When I taught 3rd grade, Jennifer came into class crying because she realized she'd forgotten her house key. This latch-key child was very aware that her mother couldn't miss work; she knew her mother depended on her to go home promptly after school and call. We were both aware of the -30 degree weather outside. I hugged Jennifer, wrote a note to the secretary asking for permission for her to use the phone. "Call Mom and see if she has a solution. Tell her I'll wait here with you until she gets off work if that's necessary."
Jennifer returned with the news that Mom had arranged for her to go to a friend's house after school. I said, "Your mom is terrific" and turned back to classroom business.
The next day Jennifer said, "My mom says 'thank you.'"
"For saying she's terrific."
This incident still gives me chills. The classroom is always hectic at the beginning of the day; the school secretary was a dragon and I had to write a subservient, ingratiating note. I could have snapped, "Next time, remember your key" or just "OK, get to work." That such an almost careless remark could have such import made me realize how important all teacher remarks are.

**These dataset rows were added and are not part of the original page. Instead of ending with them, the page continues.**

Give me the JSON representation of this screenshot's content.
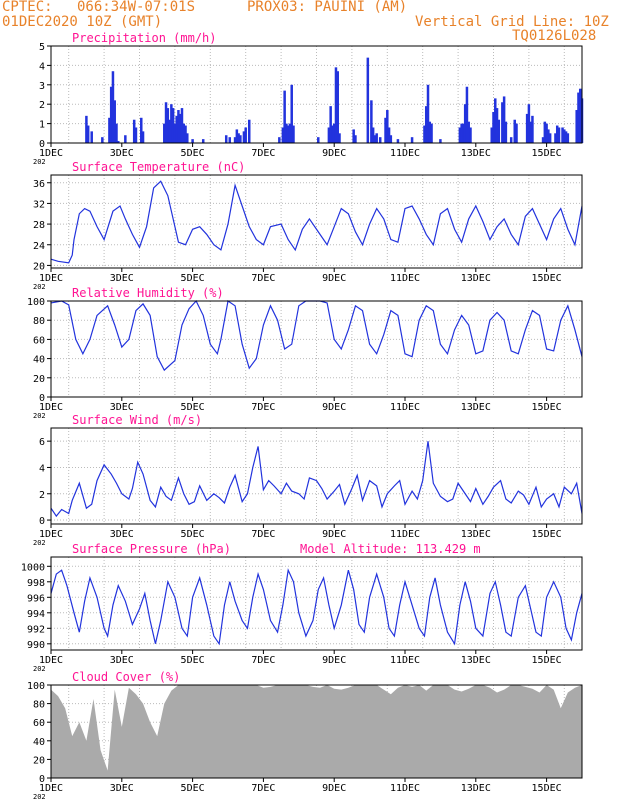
{
  "header": {
    "center": "CPTEC:",
    "location": "066:34W-07:01S",
    "station": "PROX03: PAUINI (AM)",
    "run": "01DEC2020 10Z (GMT)",
    "grid_note": "Vertical Grid Line: 10Z",
    "product": "TQ0126L028"
  },
  "colors": {
    "header": "#e8822a",
    "title": "#ff1493",
    "series": "#2233dd",
    "grid": "#bbbbbb",
    "cloud": "#aaaaaa",
    "frame": "#000000"
  },
  "x_labels": [
    "1DEC",
    "3DEC",
    "5DEC",
    "7DEC",
    "9DEC",
    "11DEC",
    "13DEC",
    "15DEC"
  ],
  "year_fragment": "202",
  "chart_data": [
    {
      "type": "bar",
      "title": "Precipitation (mm/h)",
      "yticks": [
        "0",
        "1",
        "2",
        "3",
        "4",
        "5"
      ],
      "ylim": [
        0,
        5
      ],
      "x_range_days": [
        1.0,
        16.0
      ],
      "bars": [
        [
          2.9,
          0.1
        ],
        [
          2.0,
          1.4
        ],
        [
          2.05,
          0.9
        ],
        [
          2.15,
          0.6
        ],
        [
          2.45,
          0.3
        ],
        [
          2.65,
          1.3
        ],
        [
          2.7,
          2.9
        ],
        [
          2.75,
          3.7
        ],
        [
          2.8,
          2.2
        ],
        [
          2.85,
          1.0
        ],
        [
          3.1,
          0.4
        ],
        [
          3.35,
          1.2
        ],
        [
          3.4,
          0.8
        ],
        [
          3.55,
          1.3
        ],
        [
          3.6,
          0.6
        ],
        [
          4.2,
          1.0
        ],
        [
          4.25,
          2.1
        ],
        [
          4.3,
          1.8
        ],
        [
          4.35,
          1.2
        ],
        [
          4.4,
          2.0
        ],
        [
          4.45,
          1.8
        ],
        [
          4.5,
          1.0
        ],
        [
          4.55,
          1.4
        ],
        [
          4.6,
          1.7
        ],
        [
          4.65,
          1.5
        ],
        [
          4.7,
          1.8
        ],
        [
          4.75,
          1.0
        ],
        [
          4.8,
          0.9
        ],
        [
          4.85,
          0.5
        ],
        [
          5.0,
          0.2
        ],
        [
          5.3,
          0.2
        ],
        [
          5.95,
          0.4
        ],
        [
          6.05,
          0.3
        ],
        [
          6.2,
          0.3
        ],
        [
          6.25,
          0.7
        ],
        [
          6.3,
          0.5
        ],
        [
          6.35,
          0.4
        ],
        [
          6.45,
          0.6
        ],
        [
          6.5,
          0.8
        ],
        [
          6.6,
          1.2
        ],
        [
          7.45,
          0.3
        ],
        [
          7.55,
          0.8
        ],
        [
          7.6,
          2.7
        ],
        [
          7.65,
          1.0
        ],
        [
          7.7,
          0.9
        ],
        [
          7.75,
          1.0
        ],
        [
          7.8,
          3.0
        ],
        [
          7.85,
          0.9
        ],
        [
          8.55,
          0.3
        ],
        [
          8.85,
          0.8
        ],
        [
          8.9,
          1.9
        ],
        [
          8.95,
          0.9
        ],
        [
          9.0,
          1.0
        ],
        [
          9.05,
          3.9
        ],
        [
          9.1,
          3.7
        ],
        [
          9.15,
          0.5
        ],
        [
          9.55,
          0.7
        ],
        [
          9.6,
          0.4
        ],
        [
          9.95,
          4.4
        ],
        [
          10.05,
          2.2
        ],
        [
          10.1,
          0.8
        ],
        [
          10.15,
          0.4
        ],
        [
          10.2,
          0.5
        ],
        [
          10.3,
          0.3
        ],
        [
          10.45,
          1.3
        ],
        [
          10.5,
          1.7
        ],
        [
          10.55,
          0.8
        ],
        [
          10.6,
          0.4
        ],
        [
          10.8,
          0.2
        ],
        [
          11.2,
          0.3
        ],
        [
          11.55,
          0.9
        ],
        [
          11.6,
          1.9
        ],
        [
          11.65,
          3.0
        ],
        [
          11.7,
          1.1
        ],
        [
          11.75,
          1.0
        ],
        [
          12.0,
          0.2
        ],
        [
          12.55,
          0.8
        ],
        [
          12.6,
          1.0
        ],
        [
          12.65,
          1.0
        ],
        [
          12.7,
          2.0
        ],
        [
          12.75,
          2.9
        ],
        [
          12.8,
          1.1
        ],
        [
          12.85,
          0.8
        ],
        [
          13.45,
          0.8
        ],
        [
          13.5,
          1.6
        ],
        [
          13.55,
          2.3
        ],
        [
          13.6,
          1.8
        ],
        [
          13.65,
          1.2
        ],
        [
          13.75,
          2.1
        ],
        [
          13.8,
          2.4
        ],
        [
          13.85,
          1.1
        ],
        [
          14.0,
          0.3
        ],
        [
          14.1,
          1.2
        ],
        [
          14.15,
          1.0
        ],
        [
          14.45,
          1.5
        ],
        [
          14.5,
          2.0
        ],
        [
          14.55,
          1.1
        ],
        [
          14.6,
          1.4
        ],
        [
          14.9,
          0.3
        ],
        [
          14.95,
          1.1
        ],
        [
          15.0,
          1.0
        ],
        [
          15.05,
          0.7
        ],
        [
          15.1,
          0.5
        ],
        [
          15.25,
          0.5
        ],
        [
          15.3,
          0.9
        ],
        [
          15.35,
          0.8
        ],
        [
          15.45,
          0.8
        ],
        [
          15.5,
          0.7
        ],
        [
          15.55,
          0.6
        ],
        [
          15.6,
          0.5
        ],
        [
          15.85,
          1.7
        ],
        [
          15.9,
          2.6
        ],
        [
          15.95,
          2.8
        ],
        [
          16.0,
          2.3
        ]
      ]
    },
    {
      "type": "line",
      "title": "Surface Temperature (nC)",
      "yticks": [
        "20",
        "24",
        "28",
        "32",
        "36"
      ],
      "ylim": [
        19.5,
        37.5
      ],
      "x": [
        1.0,
        1.2,
        1.5,
        1.6,
        1.65,
        1.8,
        1.95,
        2.1,
        2.3,
        2.5,
        2.75,
        2.95,
        3.1,
        3.3,
        3.5,
        3.7,
        3.9,
        4.1,
        4.3,
        4.5,
        4.6,
        4.8,
        5.0,
        5.2,
        5.4,
        5.6,
        5.8,
        6.0,
        6.2,
        6.4,
        6.6,
        6.8,
        7.0,
        7.2,
        7.5,
        7.7,
        7.9,
        8.1,
        8.3,
        8.5,
        8.8,
        9.0,
        9.2,
        9.4,
        9.6,
        9.8,
        10.0,
        10.2,
        10.4,
        10.6,
        10.8,
        11.0,
        11.2,
        11.4,
        11.6,
        11.8,
        12.0,
        12.2,
        12.4,
        12.6,
        12.8,
        13.0,
        13.2,
        13.4,
        13.6,
        13.8,
        14.0,
        14.2,
        14.4,
        14.6,
        14.8,
        15.0,
        15.2,
        15.4,
        15.6,
        15.8,
        16.0
      ],
      "y": [
        21.2,
        20.8,
        20.5,
        22.0,
        25.0,
        30.0,
        31.0,
        30.5,
        27.5,
        25.0,
        30.5,
        31.5,
        29.0,
        26.0,
        23.5,
        27.5,
        35.0,
        36.3,
        33.5,
        27.5,
        24.5,
        24.0,
        27.0,
        27.5,
        26.0,
        24.0,
        23.0,
        28.0,
        35.5,
        31.5,
        27.5,
        25.0,
        24.0,
        27.5,
        28.0,
        25.0,
        23.0,
        27.0,
        29.0,
        27.0,
        24.0,
        27.5,
        31.0,
        30.0,
        26.5,
        24.0,
        28.0,
        31.0,
        29.0,
        25.0,
        24.5,
        31.0,
        31.5,
        29.0,
        26.0,
        24.0,
        30.0,
        31.0,
        27.0,
        24.5,
        29.0,
        31.5,
        28.5,
        25.0,
        27.5,
        29.0,
        26.0,
        24.0,
        29.5,
        31.0,
        28.0,
        25.0,
        29.0,
        31.0,
        27.0,
        24.0,
        31.5
      ]
    },
    {
      "type": "line",
      "title": "Relative Humidity (%)",
      "yticks": [
        "0",
        "20",
        "40",
        "60",
        "80",
        "100"
      ],
      "ylim": [
        0,
        100
      ],
      "x": [
        1.0,
        1.3,
        1.5,
        1.7,
        1.9,
        2.1,
        2.3,
        2.6,
        2.8,
        3.0,
        3.2,
        3.4,
        3.6,
        3.8,
        4.0,
        4.2,
        4.5,
        4.7,
        4.9,
        5.1,
        5.3,
        5.5,
        5.7,
        5.8,
        6.0,
        6.2,
        6.4,
        6.6,
        6.8,
        7.0,
        7.2,
        7.4,
        7.6,
        7.8,
        8.0,
        8.2,
        8.4,
        8.6,
        8.8,
        9.0,
        9.2,
        9.4,
        9.6,
        9.8,
        10.0,
        10.2,
        10.4,
        10.6,
        10.8,
        11.0,
        11.2,
        11.4,
        11.6,
        11.8,
        12.0,
        12.2,
        12.4,
        12.6,
        12.8,
        13.0,
        13.2,
        13.4,
        13.6,
        13.8,
        14.0,
        14.2,
        14.4,
        14.6,
        14.8,
        15.0,
        15.2,
        15.4,
        15.6,
        15.8,
        16.0
      ],
      "y": [
        98,
        100,
        96,
        60,
        45,
        60,
        85,
        95,
        75,
        52,
        60,
        90,
        97,
        85,
        42,
        28,
        38,
        75,
        92,
        100,
        85,
        55,
        45,
        60,
        100,
        95,
        55,
        30,
        40,
        75,
        95,
        80,
        50,
        55,
        95,
        100,
        100,
        100,
        98,
        60,
        50,
        70,
        95,
        90,
        55,
        45,
        65,
        90,
        85,
        45,
        42,
        80,
        95,
        90,
        55,
        45,
        70,
        85,
        75,
        45,
        48,
        80,
        88,
        80,
        48,
        45,
        70,
        90,
        85,
        50,
        48,
        80,
        95,
        70,
        42
      ]
    },
    {
      "type": "line",
      "title": "Surface Wind (m/s)",
      "yticks": [
        "0",
        "2",
        "4",
        "6"
      ],
      "ylim": [
        -0.3,
        7.0
      ],
      "x": [
        1.0,
        1.15,
        1.3,
        1.5,
        1.6,
        1.8,
        2.0,
        2.15,
        2.3,
        2.5,
        2.7,
        2.85,
        3.0,
        3.2,
        3.3,
        3.45,
        3.6,
        3.8,
        3.95,
        4.1,
        4.25,
        4.4,
        4.6,
        4.75,
        4.9,
        5.05,
        5.2,
        5.4,
        5.6,
        5.75,
        5.9,
        6.05,
        6.2,
        6.4,
        6.55,
        6.7,
        6.85,
        7.0,
        7.15,
        7.3,
        7.5,
        7.65,
        7.8,
        8.0,
        8.15,
        8.3,
        8.5,
        8.65,
        8.8,
        9.0,
        9.15,
        9.3,
        9.5,
        9.65,
        9.8,
        10.0,
        10.2,
        10.35,
        10.5,
        10.7,
        10.85,
        11.0,
        11.2,
        11.35,
        11.5,
        11.65,
        11.8,
        12.0,
        12.2,
        12.35,
        12.5,
        12.7,
        12.85,
        13.0,
        13.2,
        13.35,
        13.5,
        13.7,
        13.85,
        14.0,
        14.2,
        14.35,
        14.5,
        14.7,
        14.85,
        15.0,
        15.2,
        15.35,
        15.5,
        15.7,
        15.85,
        16.0
      ],
      "y": [
        0.9,
        0.3,
        0.8,
        0.5,
        1.5,
        2.8,
        0.9,
        1.2,
        3.0,
        4.2,
        3.5,
        2.8,
        2.0,
        1.6,
        2.4,
        4.4,
        3.5,
        1.5,
        1.0,
        2.5,
        1.8,
        1.5,
        3.2,
        2.0,
        1.2,
        1.4,
        2.6,
        1.5,
        2.0,
        1.7,
        1.3,
        2.5,
        3.4,
        1.4,
        2.0,
        4.0,
        5.6,
        2.3,
        3.0,
        2.6,
        2.0,
        2.8,
        2.2,
        2.0,
        1.6,
        3.2,
        3.0,
        2.4,
        1.6,
        2.2,
        2.7,
        1.2,
        2.4,
        3.4,
        1.5,
        3.0,
        2.6,
        1.0,
        2.0,
        2.6,
        3.0,
        1.2,
        2.2,
        1.6,
        3.0,
        6.0,
        2.8,
        1.8,
        1.4,
        1.6,
        2.8,
        2.0,
        1.4,
        2.4,
        1.2,
        1.8,
        2.5,
        3.0,
        1.6,
        1.3,
        2.2,
        1.9,
        1.2,
        2.5,
        1.0,
        1.6,
        2.0,
        1.0,
        2.5,
        2.0,
        2.8,
        0.5
      ]
    },
    {
      "type": "line",
      "title": "Surface Pressure (hPa)",
      "annotation": "Model Altitude: 113.429 m",
      "yticks": [
        "990",
        "992",
        "994",
        "996",
        "998",
        "1000"
      ],
      "ylim": [
        989.2,
        1001.2
      ],
      "x": [
        1.0,
        1.15,
        1.3,
        1.45,
        1.65,
        1.8,
        1.95,
        2.1,
        2.3,
        2.5,
        2.6,
        2.75,
        2.9,
        3.1,
        3.3,
        3.5,
        3.65,
        3.8,
        3.95,
        4.1,
        4.3,
        4.5,
        4.7,
        4.85,
        5.0,
        5.2,
        5.4,
        5.6,
        5.75,
        5.9,
        6.05,
        6.2,
        6.4,
        6.55,
        6.7,
        6.85,
        7.0,
        7.2,
        7.4,
        7.55,
        7.7,
        7.85,
        8.0,
        8.2,
        8.4,
        8.55,
        8.7,
        8.85,
        9.0,
        9.2,
        9.4,
        9.55,
        9.7,
        9.85,
        10.0,
        10.2,
        10.4,
        10.55,
        10.7,
        10.85,
        11.0,
        11.2,
        11.4,
        11.55,
        11.7,
        11.85,
        12.0,
        12.2,
        12.4,
        12.55,
        12.7,
        12.85,
        13.0,
        13.2,
        13.4,
        13.55,
        13.7,
        13.85,
        14.0,
        14.2,
        14.4,
        14.55,
        14.7,
        14.85,
        15.0,
        15.2,
        15.4,
        15.55,
        15.7,
        15.85,
        16.0
      ],
      "y": [
        996.5,
        999.0,
        999.5,
        997.5,
        994.0,
        991.5,
        995.5,
        998.5,
        996.0,
        992.0,
        991.0,
        995.0,
        997.5,
        995.5,
        992.5,
        994.5,
        996.5,
        993.0,
        990.0,
        993.0,
        998.0,
        996.0,
        992.0,
        991.0,
        996.0,
        998.5,
        995.0,
        991.0,
        990.0,
        995.0,
        998.0,
        995.5,
        993.0,
        992.0,
        996.0,
        999.0,
        997.0,
        993.0,
        991.5,
        995.0,
        999.5,
        998.0,
        994.0,
        991.0,
        993.0,
        997.0,
        998.5,
        995.0,
        992.0,
        995.0,
        999.5,
        997.0,
        992.5,
        991.5,
        996.0,
        999.0,
        996.0,
        992.0,
        991.0,
        995.0,
        998.0,
        995.0,
        992.0,
        991.0,
        996.0,
        998.5,
        995.0,
        991.5,
        990.0,
        995.0,
        998.0,
        995.5,
        992.0,
        991.0,
        996.5,
        998.0,
        995.0,
        991.5,
        991.0,
        996.0,
        997.5,
        994.5,
        991.5,
        991.0,
        996.0,
        998.0,
        996.0,
        992.0,
        990.5,
        994.0,
        996.5
      ]
    },
    {
      "type": "area",
      "title": "Cloud Cover (%)",
      "yticks": [
        "0",
        "20",
        "40",
        "60",
        "80",
        "100"
      ],
      "ylim": [
        0,
        100
      ],
      "x": [
        1.0,
        1.2,
        1.4,
        1.6,
        1.8,
        2.0,
        2.2,
        2.4,
        2.6,
        2.8,
        3.0,
        3.2,
        3.4,
        3.6,
        3.8,
        4.0,
        4.2,
        4.4,
        4.6,
        4.8,
        5.0,
        5.2,
        5.4,
        5.6,
        5.8,
        6.0,
        6.2,
        6.4,
        6.6,
        6.8,
        7.0,
        7.2,
        7.4,
        7.6,
        7.8,
        8.0,
        8.2,
        8.4,
        8.6,
        8.8,
        9.0,
        9.2,
        9.4,
        9.6,
        9.8,
        10.0,
        10.2,
        10.4,
        10.6,
        10.8,
        11.0,
        11.2,
        11.4,
        11.6,
        11.8,
        12.0,
        12.2,
        12.4,
        12.6,
        12.8,
        13.0,
        13.2,
        13.4,
        13.6,
        13.8,
        14.0,
        14.2,
        14.4,
        14.6,
        14.8,
        15.0,
        15.2,
        15.4,
        15.6,
        15.8,
        16.0
      ],
      "y": [
        95,
        88,
        75,
        45,
        60,
        40,
        85,
        30,
        8,
        95,
        55,
        97,
        90,
        80,
        60,
        45,
        80,
        94,
        100,
        100,
        100,
        100,
        100,
        100,
        100,
        100,
        100,
        100,
        100,
        100,
        97,
        98,
        100,
        100,
        100,
        100,
        100,
        98,
        97,
        100,
        96,
        95,
        97,
        100,
        100,
        100,
        100,
        95,
        90,
        97,
        100,
        98,
        100,
        94,
        100,
        100,
        100,
        95,
        93,
        96,
        100,
        100,
        97,
        92,
        95,
        100,
        100,
        98,
        96,
        92,
        100,
        95,
        75,
        92,
        97,
        100
      ]
    }
  ]
}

My other proof comes from the Metropolitan Diary section of the New York Times, where every Monday they offer human interest anecdotes about life in the City. After making an (illegal) right turn on a red light, a woman was pulled over by a traffic cop. He handed back her papers, advising her to drive carefully. She blurted out, "Aren't you going to give me a ticket?"
He looked at her. "You were my first grade teacher."
I spent three days listing my students who probably would give me a ticket and those who wouldn't. I think it's not a bad image for teachers to look at every student as a probable traffic cop.